Account Balance:    

What is robots.txt? How to add robots.txt on Nginx?

 
What is robots.txt? How to add robots.txt on Nginx?

What is Robots.txt file?

A robots.txt file tells search engine robots which pages it can or can't crawl from a site. Basically list of all pages of a website. Search engines read the list and don't have to look for new pages.


Example robots.txt file

You can see robots.txt file of NameOcean on nameocean.net/robots.txt. It includes below lines.

User-agent: *
Disallow: /recaptcha
Disallow: /tag/
Sitemap: https://nameocean.net/sitemap.xml

It says any search engine may crawl pages except "/tag" and "/recaptcha". Also it says that we have a sitemap on nameocean.net/sitemap.xml.

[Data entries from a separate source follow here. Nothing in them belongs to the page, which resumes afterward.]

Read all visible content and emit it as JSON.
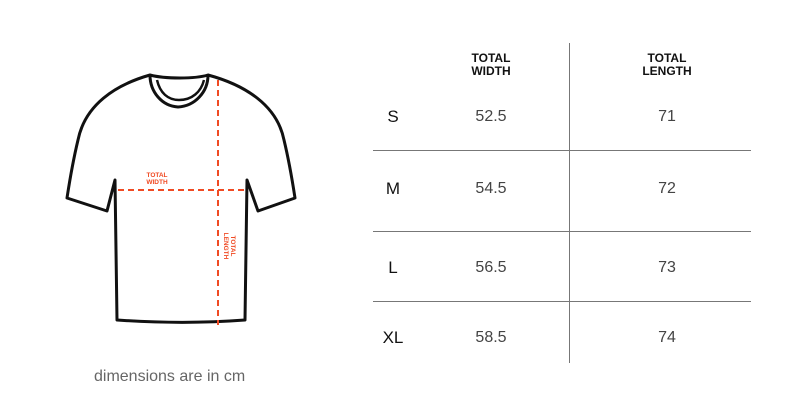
{
  "diagram": {
    "width_label": [
      "TOTAL",
      "WIDTH"
    ],
    "length_label": [
      "TOTAL",
      "LENGTH"
    ],
    "accent_color": "#f04a23"
  },
  "table": {
    "headers": {
      "width": [
        "TOTAL",
        "WIDTH"
      ],
      "length": [
        "TOTAL",
        "LENGTH"
      ]
    },
    "rows": [
      {
        "size": "S",
        "width": "52.5",
        "length": "71"
      },
      {
        "size": "M",
        "width": "54.5",
        "length": "72"
      },
      {
        "size": "L",
        "width": "56.5",
        "length": "73"
      },
      {
        "size": "XL",
        "width": "58.5",
        "length": "74"
      }
    ]
  },
  "note": "dimensions are in cm"
}
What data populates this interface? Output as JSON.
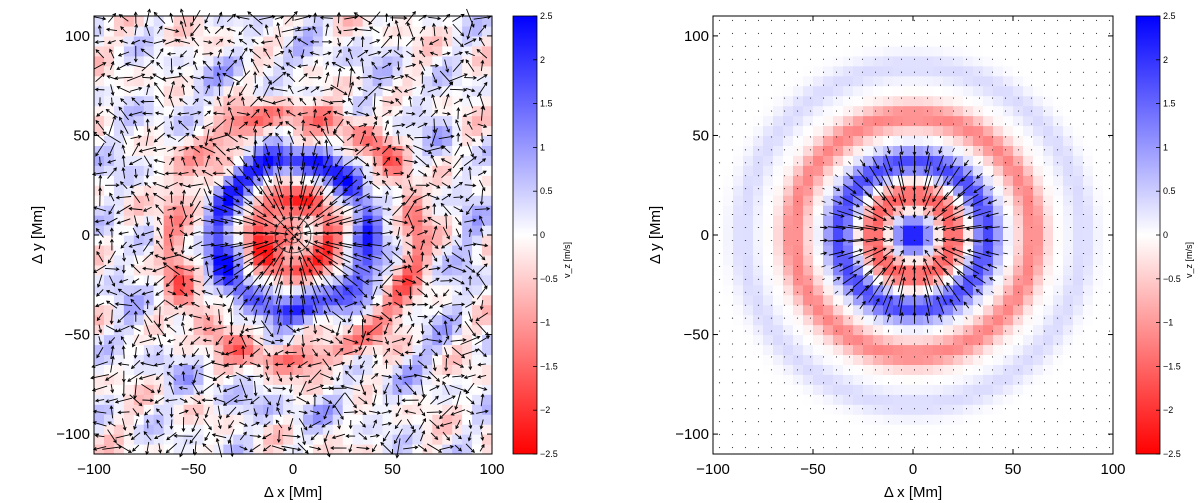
{
  "chart_data": [
    {
      "type": "heatmap",
      "subtype": "vector-field-overlay",
      "title": "",
      "xlabel": "Δ x [Mm]",
      "ylabel": "Δ y [Mm]",
      "xlim": [
        -100,
        100
      ],
      "ylim": [
        -110,
        110
      ],
      "x_ticks": [
        -100,
        -50,
        0,
        50,
        100
      ],
      "y_ticks": [
        -100,
        -50,
        0,
        50,
        100
      ],
      "colorbar": {
        "label": "v_z [m/s]",
        "range": [
          -2.5,
          2.5
        ],
        "ticks": [
          2.5,
          2,
          1.5,
          1,
          0.5,
          0,
          -0.5,
          -1,
          -1.5,
          -2,
          -2.5
        ],
        "positive_color": "#0000ff",
        "zero_color": "#ffffff",
        "negative_color": "#ff0000"
      },
      "field": {
        "description": "noisy observed flow: central red core, blue ring near r≈38 Mm, red ring near r≈65 Mm, with mottled background",
        "center": [
          0,
          0
        ],
        "rings": [
          {
            "radius": 0,
            "value": -1.2
          },
          {
            "radius": 18,
            "value": -1.8
          },
          {
            "radius": 38,
            "value": 2.0
          },
          {
            "radius": 62,
            "value": -1.2
          },
          {
            "radius": 90,
            "value": 0.4
          }
        ]
      },
      "grid": false
    },
    {
      "type": "heatmap",
      "subtype": "vector-field-overlay",
      "title": "",
      "xlabel": "Δ x [Mm]",
      "ylabel": "Δ y [Mm]",
      "xlim": [
        -100,
        100
      ],
      "ylim": [
        -110,
        110
      ],
      "x_ticks": [
        -100,
        -50,
        0,
        50,
        100
      ],
      "y_ticks": [
        -100,
        -50,
        0,
        50,
        100
      ],
      "colorbar": {
        "label": "v_z [m/s]",
        "range": [
          -2.5,
          2.5
        ],
        "ticks": [
          2.5,
          2,
          1.5,
          1,
          0.5,
          0,
          -0.5,
          -1,
          -1.5,
          -2,
          -2.5
        ],
        "positive_color": "#0000ff",
        "zero_color": "#ffffff",
        "negative_color": "#ff0000"
      },
      "field": {
        "description": "smooth model flow: blue core at center, red ring r≈15–25 Mm, blue ring r≈35 Mm, red ring r≈60 Mm, faint blue ring r≈85 Mm",
        "center": [
          0,
          0
        ],
        "rings": [
          {
            "radius": 0,
            "value": 2.5
          },
          {
            "radius": 20,
            "value": -1.6
          },
          {
            "radius": 37,
            "value": 1.8
          },
          {
            "radius": 60,
            "value": -1.2
          },
          {
            "radius": 85,
            "value": 0.35
          }
        ]
      },
      "grid": false
    }
  ]
}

How to add robots.txt to your website?

If you are using a simple http server which servers every file on a path like /var/www, you can add robots.txt as a text file. We use nginx at nameocean and serve our robots.txt file from nginx. Here our nginx conf file.

server {
listen 443 ssl;
server_name nameocean.net;

location = /robots.txt {
add_header Content-Type text/plain;
return 200 "User-agent: *\nDisallow: /recaptcha\nDisallow: /tag/\nSitemap: https://nameocean.net/sitemap.xml\n";
}

# ... other rules

}

To allow all web crawlers let crawl all pages:

User-agent: * 
Disallow: